Bila suhu tubuh turun di bawah normal, pengeluaran panas dikurangi dan produksi panas ditingkatkan. Selama kondisi dingin pembuluh darah di kulit mengalami konstriksi dan oleh karena itu mengurangi aliran darah dan kehilangan panas melalui kulit. Stimulus untuk aktivitas vasomotorik terjadi melalui impuls sensorik yang dihasilkan oleh reseptor dingin atau stimulus langsung yang berasal dari darah yang melintasi hipotalamus.

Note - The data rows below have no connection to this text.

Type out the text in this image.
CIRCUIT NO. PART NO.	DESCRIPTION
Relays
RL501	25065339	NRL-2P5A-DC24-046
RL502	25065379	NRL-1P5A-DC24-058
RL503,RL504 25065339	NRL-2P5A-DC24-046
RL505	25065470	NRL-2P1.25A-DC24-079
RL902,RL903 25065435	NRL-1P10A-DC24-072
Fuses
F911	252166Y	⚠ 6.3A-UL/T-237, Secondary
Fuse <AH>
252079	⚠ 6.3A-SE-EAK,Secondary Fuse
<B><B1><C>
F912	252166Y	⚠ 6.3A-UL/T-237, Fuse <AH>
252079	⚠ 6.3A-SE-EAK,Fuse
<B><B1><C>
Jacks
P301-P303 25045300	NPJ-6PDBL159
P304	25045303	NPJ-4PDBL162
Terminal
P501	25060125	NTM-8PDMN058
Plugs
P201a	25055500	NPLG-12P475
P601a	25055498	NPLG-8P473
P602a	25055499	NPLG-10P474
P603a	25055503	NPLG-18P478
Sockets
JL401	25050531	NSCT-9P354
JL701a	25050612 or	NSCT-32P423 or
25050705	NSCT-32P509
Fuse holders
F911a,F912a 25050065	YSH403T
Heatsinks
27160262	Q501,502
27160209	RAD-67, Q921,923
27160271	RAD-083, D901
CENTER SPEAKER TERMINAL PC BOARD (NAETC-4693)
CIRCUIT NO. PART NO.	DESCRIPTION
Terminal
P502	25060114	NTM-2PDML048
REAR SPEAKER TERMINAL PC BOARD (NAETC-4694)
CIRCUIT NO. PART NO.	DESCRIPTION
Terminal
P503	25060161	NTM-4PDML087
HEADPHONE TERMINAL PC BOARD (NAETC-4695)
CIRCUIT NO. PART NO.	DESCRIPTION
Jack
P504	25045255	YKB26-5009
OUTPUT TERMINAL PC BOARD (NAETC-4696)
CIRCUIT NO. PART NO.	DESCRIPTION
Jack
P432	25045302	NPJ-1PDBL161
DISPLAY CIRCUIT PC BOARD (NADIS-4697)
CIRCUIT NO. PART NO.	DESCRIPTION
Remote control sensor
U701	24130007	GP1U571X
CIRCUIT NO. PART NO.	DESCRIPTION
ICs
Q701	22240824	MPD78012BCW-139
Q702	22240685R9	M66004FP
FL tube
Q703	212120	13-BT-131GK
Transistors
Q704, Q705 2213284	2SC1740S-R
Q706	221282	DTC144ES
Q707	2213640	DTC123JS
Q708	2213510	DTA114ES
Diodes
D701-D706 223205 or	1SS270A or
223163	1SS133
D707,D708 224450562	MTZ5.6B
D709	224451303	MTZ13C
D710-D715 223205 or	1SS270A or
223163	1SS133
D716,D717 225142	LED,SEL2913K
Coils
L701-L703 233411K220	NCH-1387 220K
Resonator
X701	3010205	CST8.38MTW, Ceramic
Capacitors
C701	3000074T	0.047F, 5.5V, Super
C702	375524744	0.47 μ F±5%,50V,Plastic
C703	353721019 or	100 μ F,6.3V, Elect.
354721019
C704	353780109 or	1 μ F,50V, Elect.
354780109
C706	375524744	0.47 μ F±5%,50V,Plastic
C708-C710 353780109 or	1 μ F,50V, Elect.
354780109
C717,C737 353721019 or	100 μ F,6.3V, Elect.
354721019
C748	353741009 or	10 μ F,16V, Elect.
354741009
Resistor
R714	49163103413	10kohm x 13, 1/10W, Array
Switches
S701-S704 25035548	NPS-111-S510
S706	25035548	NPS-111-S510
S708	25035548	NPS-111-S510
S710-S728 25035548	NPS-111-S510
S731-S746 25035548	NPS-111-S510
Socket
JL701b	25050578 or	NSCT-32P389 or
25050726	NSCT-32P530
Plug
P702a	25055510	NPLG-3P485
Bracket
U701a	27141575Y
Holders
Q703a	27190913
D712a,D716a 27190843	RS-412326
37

2.7 Termoregulasi pada Bayi
Selama perkembangan, embrio dikelilingi oleh lingkungan maternal pada suhu tubuh normal. Pada saat lahir, mekanisme pengaturan suhu bayi belum sepenuhnya fungsional. Bayi akan kehilangan panas dengan cepat akibat ukurannya yang kecil. Sebagai konsekuwensinya, bayi yang baru lahir harus dalam keadaan kering dan dibungkus, bahkan bayi yang lahir prematur membutuhkan alat inkubator sebagai pengatur suhu. Pada bayi,
suhu tubuhnya juga kurang stabil dibandingkan dengan orang dewasa. Laju metabolisme menurun ketika mereka tidur dan meningkat ketika bangun. Meskipun mereka tidak dapat menggigil, namun mereka mampu meningkatkan suhu tubuh dengan cepat.
Bayi memiliki jaringan lemak di antara bahu, sekitar leher dan kemungkinan di tubuh bagian atas. Jaringan ini memiliki banyak vakularisasi dengan sel-sel adiposit yang mengandung mitokondria yang dinamakan lemak cokelat (brown fat). Sel-sel adiposit dipersarafi oleh serabut saraf simpatis yang apabila dirangsang dapat meningkatkan lipolisis di adiposit. Energi yang dilepaskan melalui katabolisme asam lemak dilepaskan ke sekeliling jaringan sebagai panas yang kemudian didistribusikan ke seluruh tubuh. Dengan cara ini maka bayi dapat meningkatkan perolehan panas metabolisme 100% lebih cepat sementara termogenesis nonshevering pada orang dewasa hanya meningkatkan produksi panas sebanyak 10-12% setelah dalam periode mingguan. Dengan meningkatnya usia dan ukuran tubuh, suhu tubuh menjadi lebih stabil dan mekanisme termoregulasi jenis ini menjadi kurang penting.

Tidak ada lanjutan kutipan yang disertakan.